The above light sheet movie is a cropped section of a wild-type zebrafish embryo, imaged starting at 17HPF until approximately 20HPF (3hours, 20 minutes) unrestrained in an FEP tube filled with water. The Rohon-Beard cell bodies in the spinal cord often produce small apical protrusions, which seem to grow to the midline and extend and retract periodically. The purpose of these protrusions is unknown.

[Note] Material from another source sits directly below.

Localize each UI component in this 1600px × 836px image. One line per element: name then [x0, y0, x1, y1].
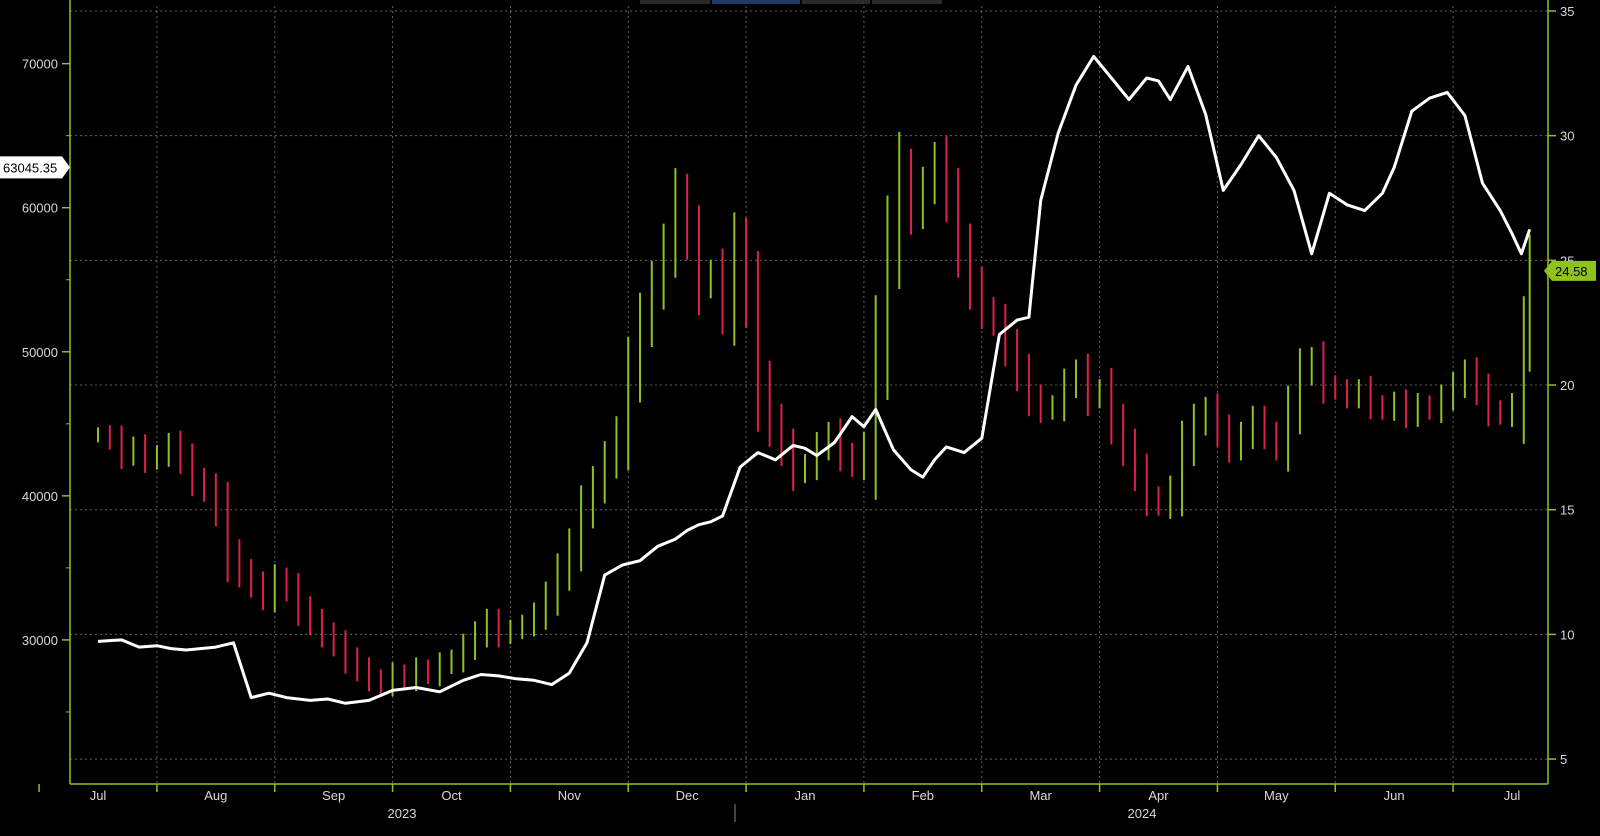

In embryos treated with the Kinesin Light Chain inhibitor Kinesore, apical protrusions often disobey the midline barrier and join with the contralateral central fasicle. In the above movie, a cell in the top center cluster of three cells begins to extend an apical protrusion, which takes on axon-like characteristics such as a growth cone and filopodia. The protrusion navigates to the contralateral side and appears to fasiculate. Over the course of the movie, which is nearly 17 hours long, this protrusion remains stably attached to the contralateral side.
In this movie, a zebrafish embryo treated with the Arp2/3 inhibitor CK666 at 18HPF demonstrates that even abnormally grown-out apicals can demonstrate avoidance. This embryo was imaged via LSFM as described previously. The cell marked with the asterisk extends an apical protrusion, probes the contralateral side, and retracts and collapses its growth cone.